More specifically she is an impressive sniper, able to eliminate targets from a distance under extremely difficult conditions. Our introduction to her is in the recounting of an adventure of someone else, Skyler just showing up towards the end to remove an individual from living by making an important shot from a hovering helicopter. After the shot was taken and the target dispatched, she flies away.
In that encounter, we readers are told: "the killer was actually a much-sought after professional female assassin. In fact, the woman was of Italian heritage, but with her routine clever disguises, polyglot mastery of languages, and surgical alteration of her Roman nose, it was never possible to know for sure. Her given name was Angela Valentina Ferrara, but years ago she had become a full-time contract killer and forsaken her real name for aliases. Her current alias was Skyler, no last name. She also had a nom de guerre - Diego Gomez - a fictitious name created by her control agent. The invented Spanish assassin Gomez remained a mystery, a phantom of the files in the hands of the international law enforcement community. For her own security, Skyler was determined to keep it that way." So far "no one knew what she looked like or her true identity, except her control agent, Xavier."
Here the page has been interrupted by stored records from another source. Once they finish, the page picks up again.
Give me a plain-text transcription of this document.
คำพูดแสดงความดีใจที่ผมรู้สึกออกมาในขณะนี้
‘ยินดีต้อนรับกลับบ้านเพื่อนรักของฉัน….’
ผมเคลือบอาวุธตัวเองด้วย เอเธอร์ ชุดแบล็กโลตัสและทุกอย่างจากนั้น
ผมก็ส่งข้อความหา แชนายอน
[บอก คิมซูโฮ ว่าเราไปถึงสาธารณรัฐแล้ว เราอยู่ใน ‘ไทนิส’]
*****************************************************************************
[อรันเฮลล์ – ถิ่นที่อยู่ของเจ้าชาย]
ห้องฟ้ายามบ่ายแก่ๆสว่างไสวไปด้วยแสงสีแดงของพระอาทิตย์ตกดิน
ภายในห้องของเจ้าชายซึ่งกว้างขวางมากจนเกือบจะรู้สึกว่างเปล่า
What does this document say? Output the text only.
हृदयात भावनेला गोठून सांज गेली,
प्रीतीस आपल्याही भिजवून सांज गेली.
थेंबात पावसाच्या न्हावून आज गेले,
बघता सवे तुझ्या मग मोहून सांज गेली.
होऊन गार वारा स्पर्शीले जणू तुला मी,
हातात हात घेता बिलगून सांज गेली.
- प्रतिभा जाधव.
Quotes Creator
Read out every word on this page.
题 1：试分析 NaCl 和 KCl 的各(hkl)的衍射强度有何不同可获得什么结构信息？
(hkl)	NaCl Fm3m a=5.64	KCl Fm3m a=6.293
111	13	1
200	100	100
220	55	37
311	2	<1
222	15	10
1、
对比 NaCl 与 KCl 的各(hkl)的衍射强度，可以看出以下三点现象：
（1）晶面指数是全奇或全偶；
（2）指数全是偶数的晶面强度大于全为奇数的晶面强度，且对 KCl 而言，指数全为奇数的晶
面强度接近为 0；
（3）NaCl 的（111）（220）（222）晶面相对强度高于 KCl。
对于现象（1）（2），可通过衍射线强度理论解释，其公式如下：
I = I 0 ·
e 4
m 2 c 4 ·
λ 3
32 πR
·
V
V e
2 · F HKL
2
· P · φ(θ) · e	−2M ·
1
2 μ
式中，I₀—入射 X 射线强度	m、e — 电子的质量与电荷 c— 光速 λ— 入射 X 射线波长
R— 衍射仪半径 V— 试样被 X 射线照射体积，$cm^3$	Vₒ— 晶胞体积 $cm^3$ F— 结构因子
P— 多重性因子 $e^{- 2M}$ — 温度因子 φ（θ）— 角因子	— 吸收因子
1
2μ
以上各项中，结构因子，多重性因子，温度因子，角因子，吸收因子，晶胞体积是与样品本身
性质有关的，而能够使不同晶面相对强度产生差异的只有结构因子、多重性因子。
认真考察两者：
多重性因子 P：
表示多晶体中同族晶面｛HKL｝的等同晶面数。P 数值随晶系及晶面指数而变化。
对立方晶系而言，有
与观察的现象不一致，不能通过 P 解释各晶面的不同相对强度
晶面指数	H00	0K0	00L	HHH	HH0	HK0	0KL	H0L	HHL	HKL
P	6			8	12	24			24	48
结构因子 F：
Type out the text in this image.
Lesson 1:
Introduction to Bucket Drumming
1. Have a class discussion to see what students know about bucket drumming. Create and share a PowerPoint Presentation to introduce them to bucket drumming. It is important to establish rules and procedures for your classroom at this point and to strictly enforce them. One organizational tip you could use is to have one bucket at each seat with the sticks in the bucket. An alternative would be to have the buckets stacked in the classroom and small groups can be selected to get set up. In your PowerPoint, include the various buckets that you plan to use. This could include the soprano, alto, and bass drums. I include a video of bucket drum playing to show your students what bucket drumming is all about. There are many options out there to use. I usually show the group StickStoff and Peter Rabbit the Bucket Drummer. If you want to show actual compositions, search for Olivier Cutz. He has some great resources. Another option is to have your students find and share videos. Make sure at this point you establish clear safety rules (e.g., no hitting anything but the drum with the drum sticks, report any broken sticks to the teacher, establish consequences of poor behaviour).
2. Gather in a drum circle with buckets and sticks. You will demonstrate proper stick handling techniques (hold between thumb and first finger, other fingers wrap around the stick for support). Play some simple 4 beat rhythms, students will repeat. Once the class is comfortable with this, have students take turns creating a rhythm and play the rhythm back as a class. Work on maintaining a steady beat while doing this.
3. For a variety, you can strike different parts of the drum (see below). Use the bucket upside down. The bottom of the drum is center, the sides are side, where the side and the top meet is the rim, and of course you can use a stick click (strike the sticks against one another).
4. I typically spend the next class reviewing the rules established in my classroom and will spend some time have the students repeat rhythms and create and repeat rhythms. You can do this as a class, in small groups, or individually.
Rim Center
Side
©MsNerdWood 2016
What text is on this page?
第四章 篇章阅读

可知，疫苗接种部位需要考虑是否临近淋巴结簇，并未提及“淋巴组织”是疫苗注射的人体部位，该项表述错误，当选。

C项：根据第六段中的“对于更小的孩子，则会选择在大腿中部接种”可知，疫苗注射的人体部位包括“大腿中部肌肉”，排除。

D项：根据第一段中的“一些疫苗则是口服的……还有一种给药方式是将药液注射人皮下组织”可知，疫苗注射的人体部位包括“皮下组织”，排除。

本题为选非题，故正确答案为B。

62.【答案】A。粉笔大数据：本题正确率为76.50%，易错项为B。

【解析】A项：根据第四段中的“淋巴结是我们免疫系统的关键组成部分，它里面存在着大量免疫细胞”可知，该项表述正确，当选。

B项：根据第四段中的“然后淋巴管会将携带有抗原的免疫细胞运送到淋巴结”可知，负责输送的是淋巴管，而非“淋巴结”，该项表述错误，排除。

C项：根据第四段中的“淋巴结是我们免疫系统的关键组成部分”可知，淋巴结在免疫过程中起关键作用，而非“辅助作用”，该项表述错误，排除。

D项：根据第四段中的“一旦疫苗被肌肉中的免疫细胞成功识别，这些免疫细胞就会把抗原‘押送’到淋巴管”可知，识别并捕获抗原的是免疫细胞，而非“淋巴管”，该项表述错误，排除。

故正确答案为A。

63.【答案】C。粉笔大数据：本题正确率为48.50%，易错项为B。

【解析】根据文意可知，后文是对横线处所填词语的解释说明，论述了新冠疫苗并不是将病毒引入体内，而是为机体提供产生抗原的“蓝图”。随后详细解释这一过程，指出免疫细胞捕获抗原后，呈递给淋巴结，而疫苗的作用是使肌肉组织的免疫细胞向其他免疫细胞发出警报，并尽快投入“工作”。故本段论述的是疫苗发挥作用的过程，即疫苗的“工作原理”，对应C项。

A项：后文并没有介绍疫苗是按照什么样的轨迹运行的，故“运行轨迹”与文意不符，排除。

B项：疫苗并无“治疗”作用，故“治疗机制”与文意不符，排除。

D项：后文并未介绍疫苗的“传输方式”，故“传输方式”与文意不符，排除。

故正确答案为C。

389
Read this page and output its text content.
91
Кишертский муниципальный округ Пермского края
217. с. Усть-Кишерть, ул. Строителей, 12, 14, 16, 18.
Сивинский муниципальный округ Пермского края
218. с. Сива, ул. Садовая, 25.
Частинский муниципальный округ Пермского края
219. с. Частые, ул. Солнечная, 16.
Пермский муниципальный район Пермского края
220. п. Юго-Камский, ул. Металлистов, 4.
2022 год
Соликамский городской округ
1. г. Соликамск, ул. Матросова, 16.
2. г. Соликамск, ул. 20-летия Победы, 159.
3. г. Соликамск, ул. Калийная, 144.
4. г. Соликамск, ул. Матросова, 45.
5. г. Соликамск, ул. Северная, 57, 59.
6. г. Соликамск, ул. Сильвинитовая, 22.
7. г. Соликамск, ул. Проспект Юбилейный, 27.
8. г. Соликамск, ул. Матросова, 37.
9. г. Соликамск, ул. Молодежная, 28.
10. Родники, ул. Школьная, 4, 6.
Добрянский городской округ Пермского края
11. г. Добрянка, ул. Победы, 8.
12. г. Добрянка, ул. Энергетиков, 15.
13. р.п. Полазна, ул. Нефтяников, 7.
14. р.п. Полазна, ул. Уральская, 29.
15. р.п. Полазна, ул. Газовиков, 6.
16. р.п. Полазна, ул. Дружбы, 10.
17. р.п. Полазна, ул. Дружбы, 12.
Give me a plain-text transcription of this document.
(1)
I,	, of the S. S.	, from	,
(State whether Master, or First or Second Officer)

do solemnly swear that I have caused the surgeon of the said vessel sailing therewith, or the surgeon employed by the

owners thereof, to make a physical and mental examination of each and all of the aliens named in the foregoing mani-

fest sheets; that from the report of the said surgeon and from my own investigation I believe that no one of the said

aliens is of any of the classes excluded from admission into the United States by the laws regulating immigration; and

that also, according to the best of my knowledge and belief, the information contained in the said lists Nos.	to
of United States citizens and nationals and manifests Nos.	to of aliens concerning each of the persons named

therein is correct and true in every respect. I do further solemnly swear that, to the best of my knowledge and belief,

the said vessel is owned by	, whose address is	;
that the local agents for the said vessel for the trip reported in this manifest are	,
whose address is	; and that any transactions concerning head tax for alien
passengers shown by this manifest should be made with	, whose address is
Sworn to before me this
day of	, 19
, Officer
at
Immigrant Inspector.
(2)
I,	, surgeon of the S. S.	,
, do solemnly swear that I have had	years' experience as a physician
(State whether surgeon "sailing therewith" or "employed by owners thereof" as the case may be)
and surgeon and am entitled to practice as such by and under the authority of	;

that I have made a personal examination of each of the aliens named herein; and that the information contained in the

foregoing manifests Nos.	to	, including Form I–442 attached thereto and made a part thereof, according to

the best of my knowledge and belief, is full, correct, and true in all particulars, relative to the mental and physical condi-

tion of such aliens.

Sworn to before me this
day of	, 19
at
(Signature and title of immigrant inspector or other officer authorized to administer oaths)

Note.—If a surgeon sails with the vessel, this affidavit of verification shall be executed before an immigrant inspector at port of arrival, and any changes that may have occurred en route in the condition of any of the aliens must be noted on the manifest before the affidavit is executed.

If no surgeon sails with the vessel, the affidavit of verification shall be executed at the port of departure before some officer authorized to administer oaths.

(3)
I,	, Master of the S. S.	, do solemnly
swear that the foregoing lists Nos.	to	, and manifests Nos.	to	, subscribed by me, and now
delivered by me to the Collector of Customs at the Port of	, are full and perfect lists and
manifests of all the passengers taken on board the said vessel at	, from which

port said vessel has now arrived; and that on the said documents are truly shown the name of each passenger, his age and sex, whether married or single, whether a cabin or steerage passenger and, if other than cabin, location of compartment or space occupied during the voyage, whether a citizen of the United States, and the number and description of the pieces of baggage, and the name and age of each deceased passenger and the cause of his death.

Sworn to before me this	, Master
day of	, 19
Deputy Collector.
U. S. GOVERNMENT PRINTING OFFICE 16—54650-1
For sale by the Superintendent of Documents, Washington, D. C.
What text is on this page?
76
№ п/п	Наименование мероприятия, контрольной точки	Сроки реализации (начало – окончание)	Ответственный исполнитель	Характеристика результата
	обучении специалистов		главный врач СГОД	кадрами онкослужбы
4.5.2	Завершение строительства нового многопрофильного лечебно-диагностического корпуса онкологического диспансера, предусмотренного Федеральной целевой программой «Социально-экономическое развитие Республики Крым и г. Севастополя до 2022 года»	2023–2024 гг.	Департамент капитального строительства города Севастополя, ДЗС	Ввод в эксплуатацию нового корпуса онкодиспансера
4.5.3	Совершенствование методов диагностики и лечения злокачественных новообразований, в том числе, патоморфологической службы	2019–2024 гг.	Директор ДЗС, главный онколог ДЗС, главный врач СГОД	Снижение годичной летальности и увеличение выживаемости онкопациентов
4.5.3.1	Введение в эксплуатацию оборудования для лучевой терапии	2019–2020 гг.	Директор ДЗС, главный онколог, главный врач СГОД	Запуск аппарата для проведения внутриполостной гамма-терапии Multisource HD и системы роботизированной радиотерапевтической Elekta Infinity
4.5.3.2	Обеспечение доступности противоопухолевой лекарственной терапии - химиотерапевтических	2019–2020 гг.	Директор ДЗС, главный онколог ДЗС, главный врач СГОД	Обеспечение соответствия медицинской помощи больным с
When we meet her later in her own adventure, we are told "she had taken out oligarchs, powerful businessman, high-ranking government officials, "most wanted" terrorists, and rival snipers - a total of fourteen individuals in Europe, the U.S., Canada, and South America." We also learn "all of Skyler's targets in the past had been men. She hated men - how the hell could she not after what Don Scarpello and Alberto had done to her - and wanted to kill them all. But she had never harmed a woman or child, accidentally or otherwise. Nor would she ever kill a man in front of his family."
She definitely comes across to those learning of her exploits as a cold-blooded killer and at the time she pulls the trigger, she is. Later, though, was a different matter. "When the nightmares came - and they always did - she would quake with shame. With sweat pouring from her body and teeth grinding, she would see the faces of her victims, one after another. They always came through clearly, framed in the perfect circle of her sniper-scope with the crosshairs centered on the forehead. When she squeezed the trigger, the smooth, clear faces would explode in a spray of blood and she would gasp for air and leap up in her bed, covered in sweat."